Due anni dopo ho scelto di partecipare come volontario ad uno progetto di ricerca per lo studio della malattia di Alzheimer. Esso prevedeva alcuni test cognitivi ed esami strumentali, quali la risonanza magnetica, la tomografia a emissione di positroni (PET) per la proteina amiloide, la PET per la proteina tau, e PET di fluodeossiglucosio. Gli esiti di tutti questi esami erano concordi e compatibili con la diagnosi di malattia di Alzheimer allo stadio lieve. Successivamente ho partecipato alla sperimentazione farmacologica di uno degli anticorpi monoclonali anti-amiloidi.
La malattia di Alzheimer mi è stata diagnosticata molto precocemente e ciò, per me, è stato utile. La familiarità per AD nella mia famiglia non era chiara, perché molti miei parenti sono morti giovani per altre cause. In retrospettiva, forse una nonna e un prozio avevano probabilmente sofferto di Alzheimer. La scoperta di essere portatore omozigote di APOE è stata inaspettata e inizialmente terribile, ma mi ha permesso di prendere coscienza della malattia e quindi organizzare in modo proattivo il mio futuro. Quando mi sono sottoposto alla mia prima scansione PET per l’amiloide, sapevo di avere problemi cognitivi. Il risultato positivo della PET era stranamente rassicurante, mi ha dato la certezza della diagnosi. Mi sono accertato che il piano finanziario e le proprietà immobiliari fossero in ordine. Ho fornito istruzioni dettagliate sulla gestione medica della mia persona attraverso una procura generale e permanente. Ho modificato il mio stile di vita in modo da aiutare a rallentare la progressione della malattia, come suggerito da numerosi studi scientifici. Mi impegno a sostenere la ricerca sulle demenze sia come partecipante alle sperimentazioni cliniche che come portavoce. Parlo regolarmente con gli studenti di medicina delle mie esperienze con l’Alzheimer e incoraggio i pazienti affetti da demenza e le loro famiglie a prendere in considerazione la partecipazione a studi di ricerca.
Oggi, 13 anni dopo il mio primo sintomo di Alzheimer, mi sento ancora bene. La mia memoria verbale è inferiore al normale, ma tutti gli altri domini cognitivi sono ancora nei range di normalità. Il mio punteggio al Mini-Mental State Examination è di 30/30, ma ovviamente conosco il test a memoria (mela, penny, tavolo!), dato che, come neurologo, l’ho somministrato quasi quotidianamente per molti anni. Al Montreal Cognitive Assessment, un test che usavo raramente nella mia pratica clinica, il mio punteggio è stabile a 27 su 30. Continuo a leggere una media di 2 libri a settimana, ma ora trovo difficile ricordarne il contenuto dopo poche settimane. Annoto tutto su liste e uso strategie mnestiche per ricordare nomi importanti. Quotidianamente faccio esercizio fisico e seguo la dieta mediterranea. Cerco di rimanere intellettualmente e socialmente impegnato.
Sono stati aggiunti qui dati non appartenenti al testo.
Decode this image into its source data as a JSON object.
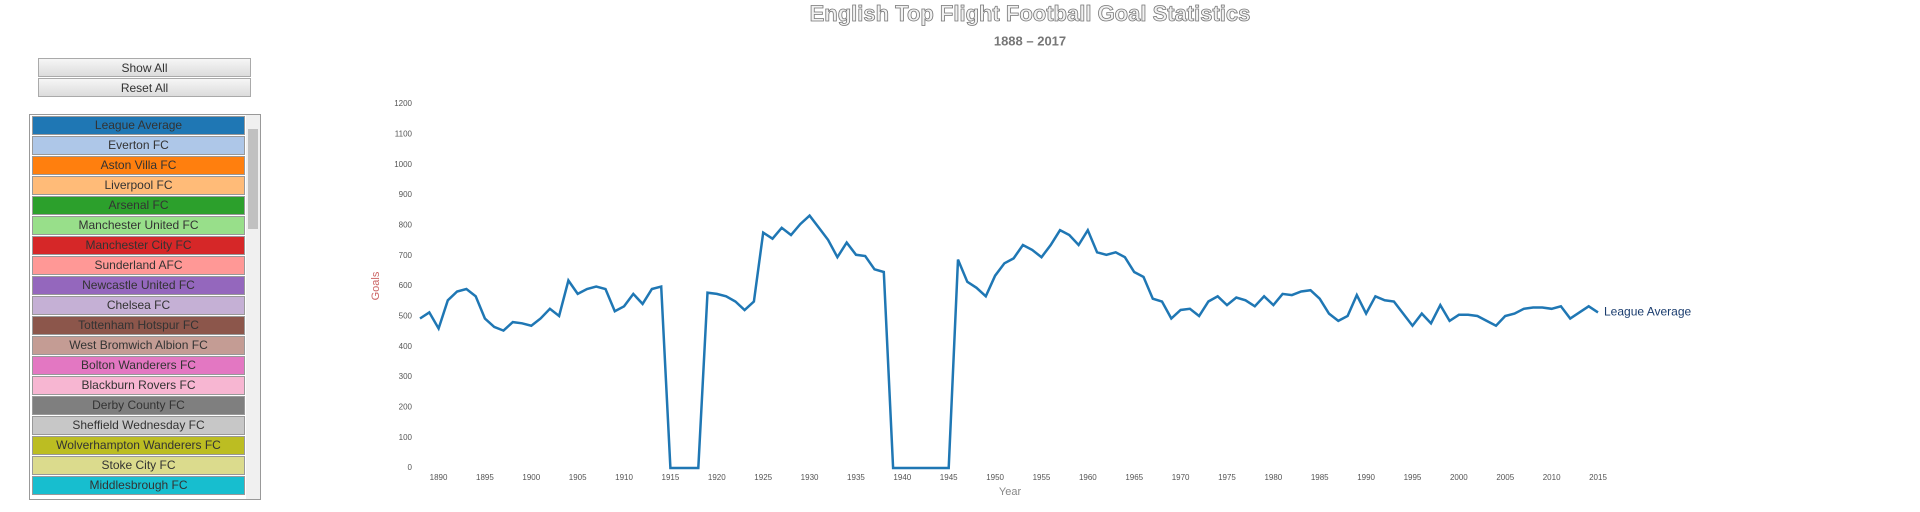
{
  "controls": {
    "buttons": [
      "Show All",
      "Reset All"
    ],
    "teams": [
      {
        "label": "League Average",
        "color": "#1f77b4"
      },
      {
        "label": "Everton FC",
        "color": "#aec7e8"
      },
      {
        "label": "Aston Villa FC",
        "color": "#ff7f0e"
      },
      {
        "label": "Liverpool FC",
        "color": "#ffbb78"
      },
      {
        "label": "Arsenal FC",
        "color": "#2ca02c"
      },
      {
        "label": "Manchester United FC",
        "color": "#98df8a"
      },
      {
        "label": "Manchester City FC",
        "color": "#d62728"
      },
      {
        "label": "Sunderland AFC",
        "color": "#ff9896"
      },
      {
        "label": "Newcastle United FC",
        "color": "#9467bd"
      },
      {
        "label": "Chelsea FC",
        "color": "#c5b0d5"
      },
      {
        "label": "Tottenham Hotspur FC",
        "color": "#8c564b"
      },
      {
        "label": "West Bromwich Albion FC",
        "color": "#c49c94"
      },
      {
        "label": "Bolton Wanderers FC",
        "color": "#e377c2"
      },
      {
        "label": "Blackburn Rovers FC",
        "color": "#f7b6d2"
      },
      {
        "label": "Derby County FC",
        "color": "#7f7f7f"
      },
      {
        "label": "Sheffield Wednesday FC",
        "color": "#c7c7c7"
      },
      {
        "label": "Wolverhampton Wanderers FC",
        "color": "#bcbd22"
      },
      {
        "label": "Stoke City FC",
        "color": "#dbdb8d"
      },
      {
        "label": "Middlesbrough FC",
        "color": "#17becf"
      }
    ]
  },
  "chart_data": {
    "type": "line",
    "title": "English Top Flight Football Goal Statistics",
    "subtitle": "1888 – 2017",
    "x_label": "Year",
    "y_label": "Goals",
    "x": [
      1888,
      1889,
      1890,
      1891,
      1892,
      1893,
      1894,
      1895,
      1896,
      1897,
      1898,
      1899,
      1900,
      1901,
      1902,
      1903,
      1904,
      1905,
      1906,
      1907,
      1908,
      1909,
      1910,
      1911,
      1912,
      1913,
      1914,
      1915,
      1916,
      1917,
      1918,
      1919,
      1920,
      1921,
      1922,
      1923,
      1924,
      1925,
      1926,
      1927,
      1928,
      1929,
      1930,
      1931,
      1932,
      1933,
      1934,
      1935,
      1936,
      1937,
      1938,
      1939,
      1940,
      1941,
      1942,
      1943,
      1944,
      1945,
      1946,
      1947,
      1948,
      1949,
      1950,
      1951,
      1952,
      1953,
      1954,
      1955,
      1956,
      1957,
      1958,
      1959,
      1960,
      1961,
      1962,
      1963,
      1964,
      1965,
      1966,
      1967,
      1968,
      1969,
      1970,
      1971,
      1972,
      1973,
      1974,
      1975,
      1976,
      1977,
      1978,
      1979,
      1980,
      1981,
      1982,
      1983,
      1984,
      1985,
      1986,
      1987,
      1988,
      1989,
      1990,
      1991,
      1992,
      1993,
      1994,
      1995,
      1996,
      1997,
      1998,
      1999,
      2000,
      2001,
      2002,
      2003,
      2004,
      2005,
      2006,
      2007,
      2008,
      2009,
      2010,
      2011,
      2012,
      2013,
      2014,
      2015
    ],
    "series": [
      {
        "name": "League Average",
        "color": "#1f77b4",
        "values": [
          493,
          513,
          460,
          553,
          582,
          590,
          566,
          493,
          465,
          453,
          481,
          477,
          469,
          493,
          525,
          501,
          618,
          574,
          590,
          598,
          590,
          517,
          533,
          574,
          541,
          590,
          598,
          0,
          0,
          0,
          0,
          578,
          574,
          566,
          549,
          521,
          549,
          776,
          756,
          792,
          768,
          804,
          832,
          792,
          752,
          695,
          743,
          703,
          699,
          655,
          646,
          0,
          0,
          0,
          0,
          0,
          0,
          0,
          687,
          614,
          594,
          566,
          634,
          675,
          691,
          735,
          719,
          695,
          735,
          784,
          768,
          735,
          784,
          711,
          703,
          711,
          695,
          646,
          630,
          558,
          549,
          493,
          521,
          525,
          501,
          549,
          566,
          537,
          562,
          553,
          533,
          566,
          537,
          574,
          570,
          582,
          586,
          558,
          509,
          485,
          501,
          570,
          509,
          566,
          553,
          549,
          509,
          469,
          509,
          477,
          537,
          485,
          505,
          505,
          501,
          485,
          469,
          501,
          509,
          525,
          529,
          529,
          525,
          533,
          493,
          513,
          533,
          513
        ]
      }
    ],
    "xlim": [
      1888,
      2015
    ],
    "xticks": [
      1890,
      1895,
      1900,
      1905,
      1910,
      1915,
      1920,
      1925,
      1930,
      1935,
      1940,
      1945,
      1950,
      1955,
      1960,
      1965,
      1970,
      1975,
      1980,
      1985,
      1990,
      1995,
      2000,
      2005,
      2010,
      2015
    ],
    "ylim": [
      0,
      1200
    ],
    "yticks": [
      0,
      100,
      200,
      300,
      400,
      500,
      600,
      700,
      800,
      900,
      1000,
      1100,
      1200
    ],
    "grid": false
  }
}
Se escludo il fatto che non sono più in grado di lavorare come neurologo, l’AD allo stadio iniziale non è stato poi così male e mi auguro di avere altri 5 o anche 10 anni così, prima di entrare nella fase avanzata della malattia.

All’inizio della mia carriera di neurologo, di fronte ad un paziente preoccupato per i sintomi della demenza, tenevo un approccio rassicurante il più a lungo possibile ed evitavo una diagnosi certa a tutti i costi. A quei tempi, prima degli inibitori dell’acetilcolinesterasi, non sembrava esserci nulla da offrire. Oggi ritengo che quell’atteggiamento fosse inaccettabile allora, e certamente lo è adesso. Credo fermamente che le prime terapie efficaci, modificanti la malattia di AD, saranno rivolte alle fasi precoci, forse anche prima che i cambiamenti cognitivi siano evidenti. Noi, in quanto neurologi, dovremo impegnarci attivamente nel promuovere la diagnosi precoce, forse anche preclinica dell’AD.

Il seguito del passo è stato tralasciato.